The applicant claims that the Court should:

extend her secondment up to 30 June 2015;

declare unlawful the termination of her secondment agreement, more precisely the EFSA decision ‘Termination of the secondment’ of 16 April 2014;

order the defendant not to allow the ‘observer’ position of the seconded national expert on the staff committee to be re-selected;

declare unlawful the six-month suspension of her staff-committee activity;

order that she be granted access to all e-mails which were exchanged between the EFSA director and a private-law organisation active in the food sector;

in the alternative, order that that access to documents be granted to a third party, to be determined by the General Court, in order to examine a possible conflict of interests;

order the defendant to pay the costs of the proceedings.

Pleas in law and main arguments

The applicant relies on the following submissions in support of her action.

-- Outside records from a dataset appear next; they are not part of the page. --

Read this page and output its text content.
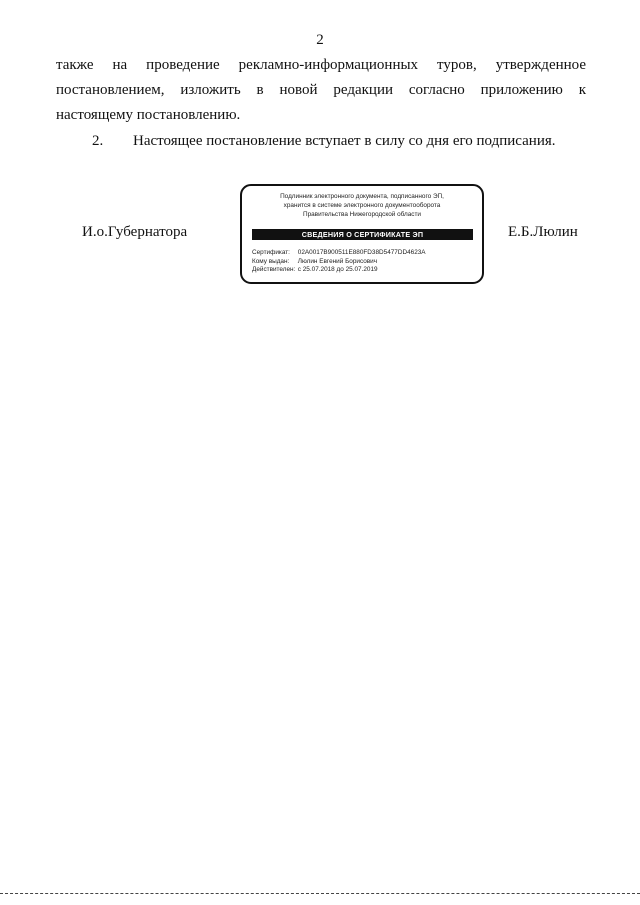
2
также на проведение рекламно-информационных туров, утвержденное
постановлением, изложить в новой редакции согласно приложению к
настоящему постановлению.
2. Настоящее постановление вступает в силу со дня его подписания.
И.о.Губернатора
Подлинник электронного документа, подписанного ЭП,
хранится в системе электронного документооборота
Правительства Нижегородской области
СВЕДЕНИЯ О СЕРТИФИКАТЕ ЭП
Сертификат: 02A0017B900511E880FD38D5477DD4623A
Кому выдан: Люлин Евгений Борисович
Действителен: с 25.07.2018 до 25.07.2019
Е.Б.Люлин
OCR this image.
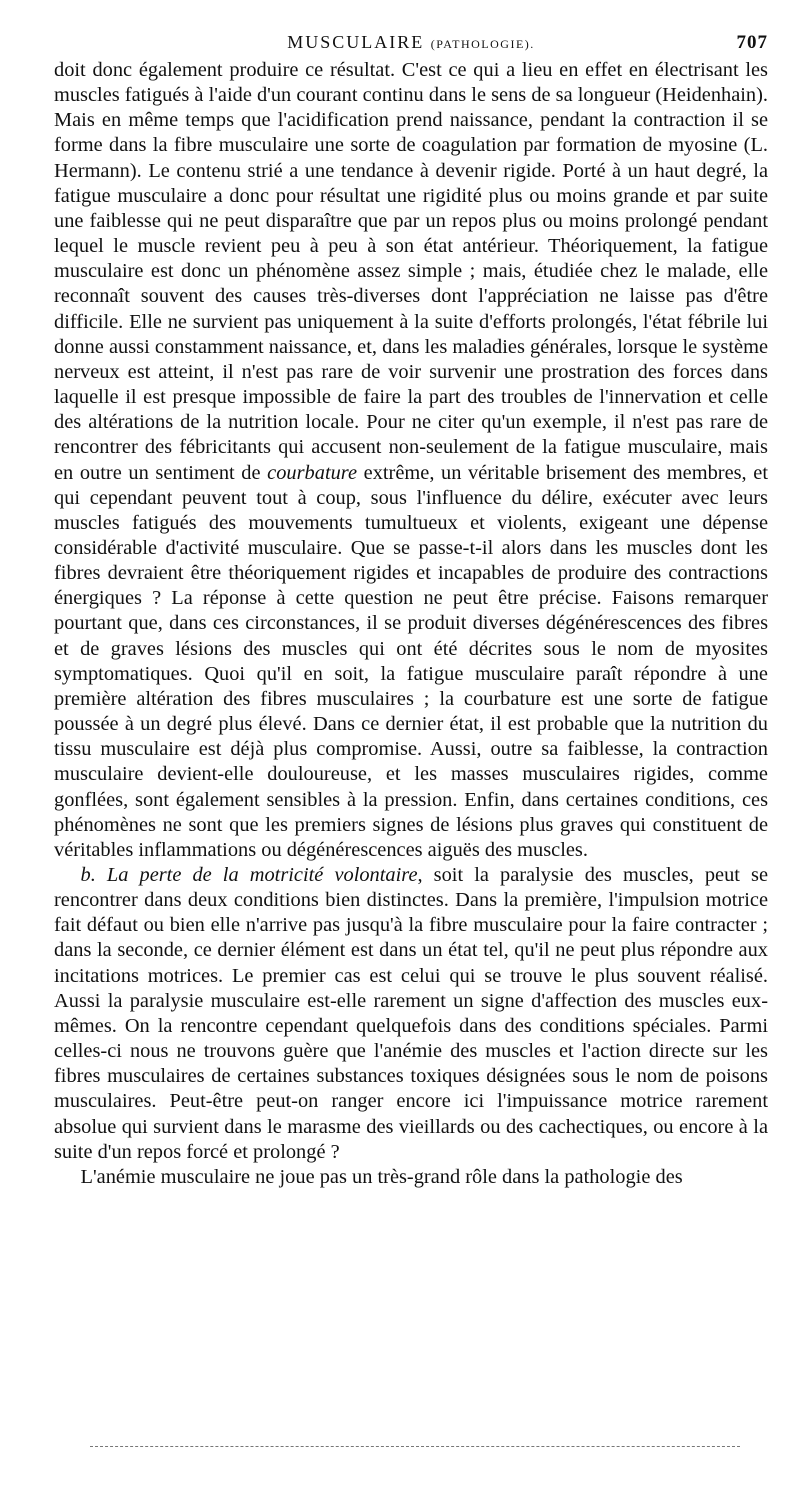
MUSCULAIRE (PATHOLOGIE).	707

doit donc également produire ce résultat. C'est ce qui a lieu en effet en électrisant les muscles fatigués à l'aide d'un courant continu dans le sens de sa longueur (Heidenhain). Mais en même temps que l'acidification prend naissance, pendant la contraction il se forme dans la fibre musculaire une sorte de coagulation par formation de myosine (L. Hermann). Le contenu strié a une tendance à devenir rigide. Porté à un haut degré, la fatigue musculaire a donc pour résultat une rigidité plus ou moins grande et par suite une faiblesse qui ne peut disparaître que par un repos plus ou moins prolongé pendant lequel le muscle revient peu à peu à son état antérieur. Théoriquement, la fatigue musculaire est donc un phénomène assez simple ; mais, étudiée chez le malade, elle reconnaît souvent des causes très-diverses dont l'appréciation ne laisse pas d'être difficile. Elle ne survient pas uniquement à la suite d'efforts prolongés, l'état fébrile lui donne aussi constamment naissance, et, dans les maladies générales, lorsque le système nerveux est atteint, il n'est pas rare de voir survenir une prostration des forces dans laquelle il est presque impossible de faire la part des troubles de l'innervation et celle des altérations de la nutrition locale. Pour ne citer qu'un exemple, il n'est pas rare de rencontrer des fébricitants qui accusent non-seulement de la fatigue musculaire, mais en outre un sentiment de courbature extrême, un véritable brisement des membres, et qui cependant peuvent tout à coup, sous l'influence du délire, exécuter avec leurs muscles fatigués des mouvements tumultueux et violents, exigeant une dépense considérable d'activité musculaire. Que se passe-t-il alors dans les muscles dont les fibres devraient être théoriquement rigides et incapables de produire des contractions énergiques ? La réponse à cette question ne peut être précise. Faisons remarquer pourtant que, dans ces circonstances, il se produit diverses dégénérescences des fibres et de graves lésions des muscles qui ont été décrites sous le nom de myosites symptomatiques. Quoi qu'il en soit, la fatigue musculaire paraît répondre à une première altération des fibres musculaires ; la courbature est une sorte de fatigue poussée à un degré plus élevé. Dans ce dernier état, il est probable que la nutrition du tissu musculaire est déjà plus compromise. Aussi, outre sa faiblesse, la contraction musculaire devient-elle douloureuse, et les masses musculaires rigides, comme gonflées, sont également sensibles à la pression. Enfin, dans certaines conditions, ces phénomènes ne sont que les premiers signes de lésions plus graves qui constituent de véritables inflammations ou dégénérescences aiguës des muscles.

b. La perte de la motricité volontaire, soit la paralysie des muscles, peut se rencontrer dans deux conditions bien distinctes. Dans la première, l'impulsion motrice fait défaut ou bien elle n'arrive pas jusqu'à la fibre musculaire pour la faire contracter ; dans la seconde, ce dernier élément est dans un état tel, qu'il ne peut plus répondre aux incitations motrices. Le premier cas est celui qui se trouve le plus souvent réalisé. Aussi la paralysie musculaire est-elle rarement un signe d'affection des muscles eux-mêmes. On la rencontre cependant quelquefois dans des conditions spéciales. Parmi celles-ci nous ne trouvons guère que l'anémie des muscles et l'action directe sur les fibres musculaires de certaines substances toxiques désignées sous le nom de poisons musculaires. Peut-être peut-on ranger encore ici l'impuissance motrice rarement absolue qui survient dans le marasme des vieillards ou des cachectiques, ou encore à la suite d'un repos forcé et prolongé ?

L'anémie musculaire ne joue pas un très-grand rôle dans la pathologie des
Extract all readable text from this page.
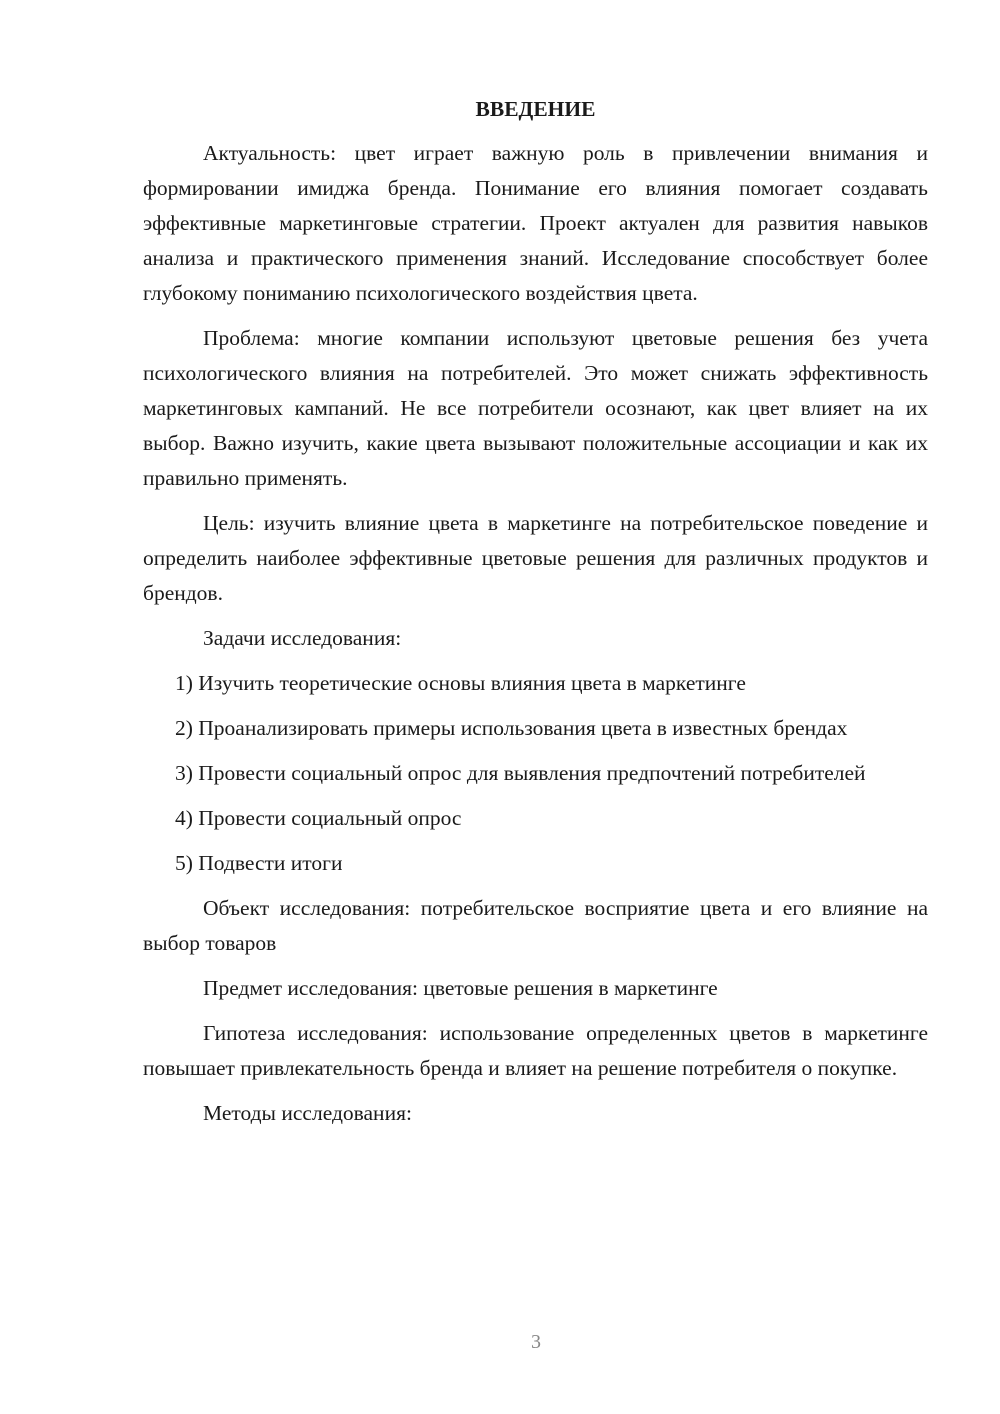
ВВЕДЕНИЕ

Актуальность: цвет играет важную роль в привлечении внимания и формировании имиджа бренда. Понимание его влияния помогает создавать эффективные маркетинговые стратегии. Проект актуален для развития навыков анализа и практического применения знаний. Исследование способствует более глубокому пониманию психологического воздействия цвета.

Проблема: многие компании используют цветовые решения без учета психологического влияния на потребителей. Это может снижать эффективность маркетинговых кампаний. Не все потребители осознают, как цвет влияет на их выбор. Важно изучить, какие цвета вызывают положительные ассоциации и как их правильно применять.

Цель: изучить влияние цвета в маркетинге на потребительское поведение и определить наиболее эффективные цветовые решения для различных продуктов и брендов.

Задачи исследования:

1) Изучить теоретические основы влияния цвета в маркетинге

2) Проанализировать примеры использования цвета в известных брендах

3) Провести социальный опрос для выявления предпочтений потребителей

4) Провести социальный опрос

5) Подвести итоги

Объект исследования: потребительское восприятие цвета и его влияние на выбор товаров

Предмет исследования: цветовые решения в маркетинге

Гипотеза исследования: использование определенных цветов в маркетинге повышает привлекательность бренда и влияет на решение потребителя о покупке.

Методы исследования:

3
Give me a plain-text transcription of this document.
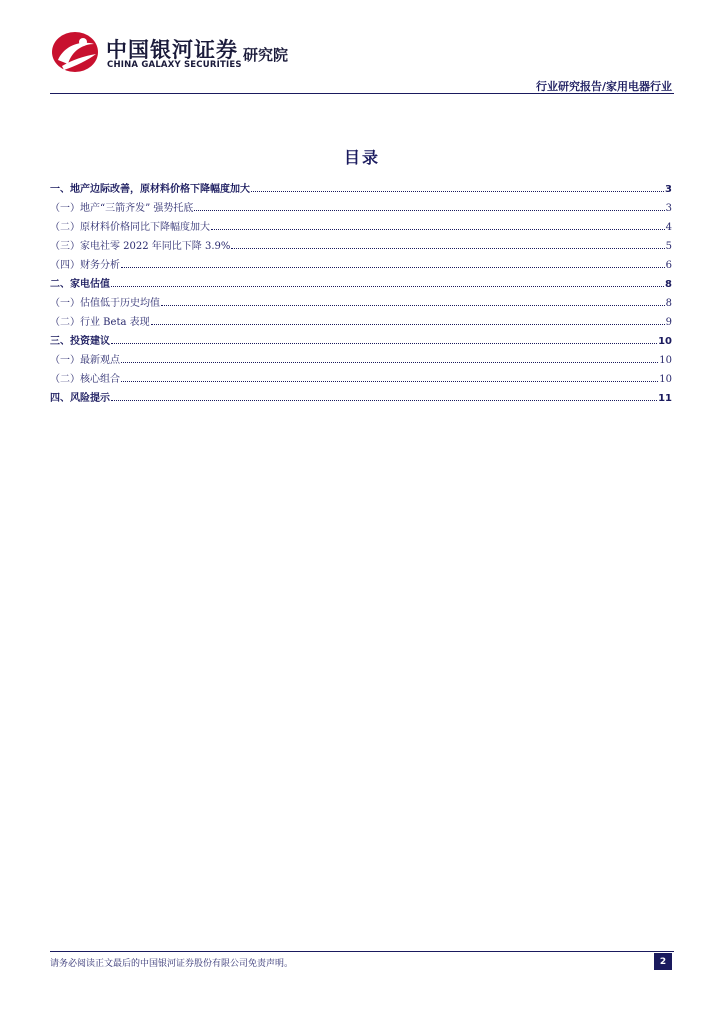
中国银河证券
CHINA GALAXY SECURITIES
研究院
行业研究报告/家用电器行业
目录
一、地产边际改善，原材料价格下降幅度加大	3
（一）地产“三箭齐发” 强势托底	3
（二）原材料价格同比下降幅度加大	4
（三）家电社零 2022 年同比下降 3.9%	5
（四）财务分析	6
二、家电估值	8
（一）估值低于历史均值	8
（二）行业 Beta 表现	9
三、投资建议	10
（一）最新观点	10
（二）核心组合	10
四、风险提示	11
请务必阅读正文最后的中国银河证券股份有限公司免责声明。	2
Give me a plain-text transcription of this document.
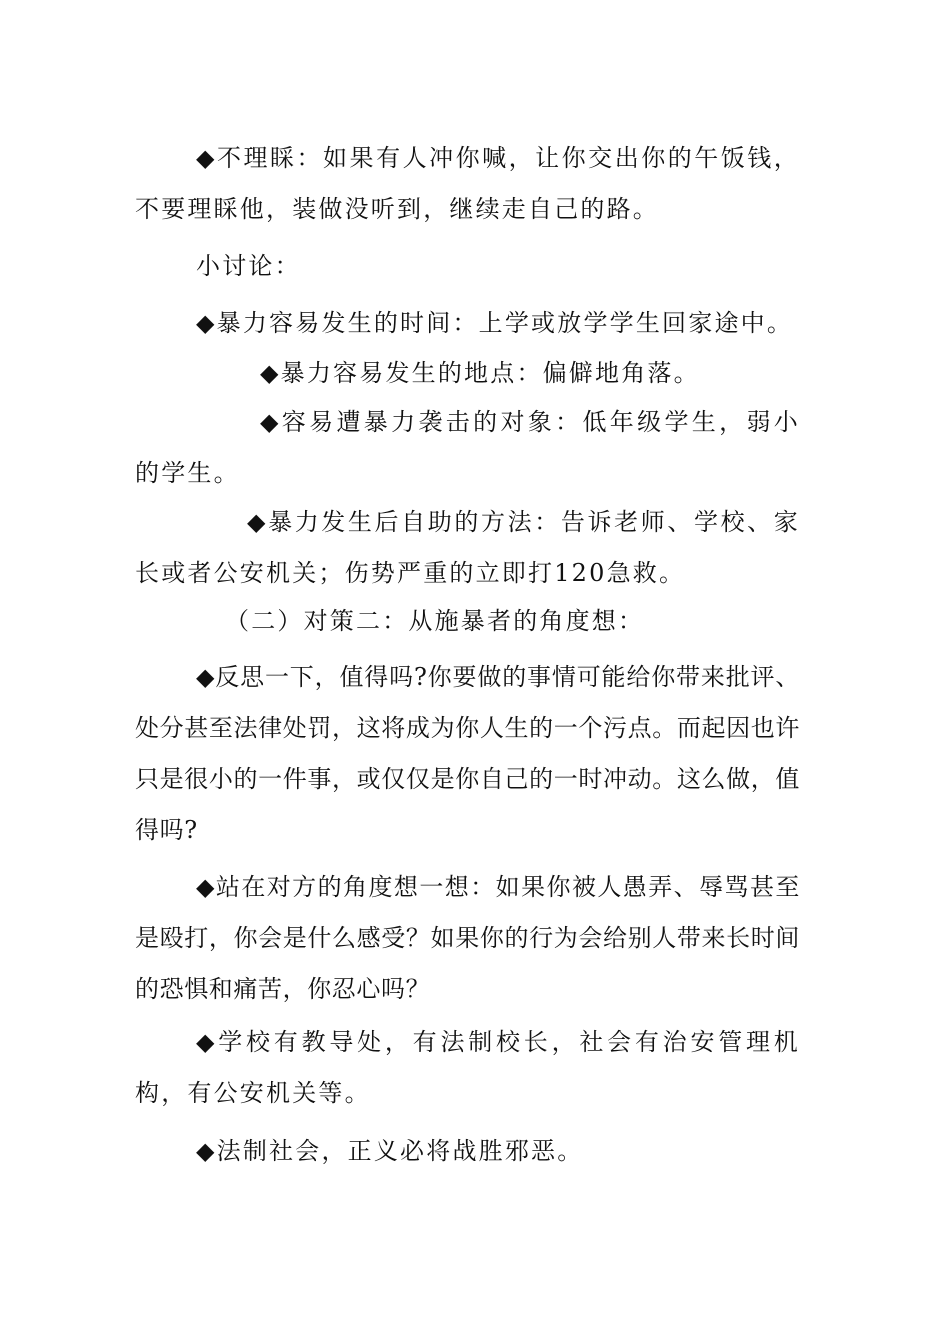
◆不理睬：如果有人冲你喊，让你交出你的午饭钱，不要理睬他，装做没听到，继续走自己的路。

小讨论：

◆暴力容易发生的时间：上学或放学学生回家途中。

◆暴力容易发生的地点：偏僻地角落。

◆容易遭暴力袭击的对象：低年级学生，弱小的学生。

◆暴力发生后自助的方法：告诉老师、学校、家长或者公安机关；伤势严重的立即打120急救。

（二）对策二：从施暴者的角度想：

◆反思一下，值得吗?你要做的事情可能给你带来批评、处分甚至法律处罚，这将成为你人生的一个污点。而起因也许只是很小的一件事，或仅仅是你自己的一时冲动。这么做，值得吗?

◆站在对方的角度想一想：如果你被人愚弄、辱骂甚至是殴打，你会是什么感受？如果你的行为会给别人带来长时间的恐惧和痛苦，你忍心吗？

◆学校有教导处，有法制校长，社会有治安管理机构，有公安机关等。

◆法制社会，正义必将战胜邪恶。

The applicant submits that she has a legal entitlement to an extension of her secondment as national expert as a result of the general principle of equality, the Charter of Fundamental Rights, the prohibition of arbitrary action and Article 2 TEU.

The applicant complains in this regard that the non-extension of the secondment is based on an erroneous selection decision, or even on no selection decision at all.

The applicant also claims that her suspension from the staff committee is unlawful because no reasons were given, no hearing took place and no written decision was issued.

In addition, the applicant asserts a claim to have access to certain e-mails under Article 2 of Regulation No 1049/2001 (1). In this connection, she argues that official e-mails do not fall under the protection of personal data.


(1)  Regulation (EC) No 1049/2001 of the European Parliament and of the Council of 30 May 2001 regarding public access to European Parliament, Council and Commission documents (OJ 2001 L 145, p. 43).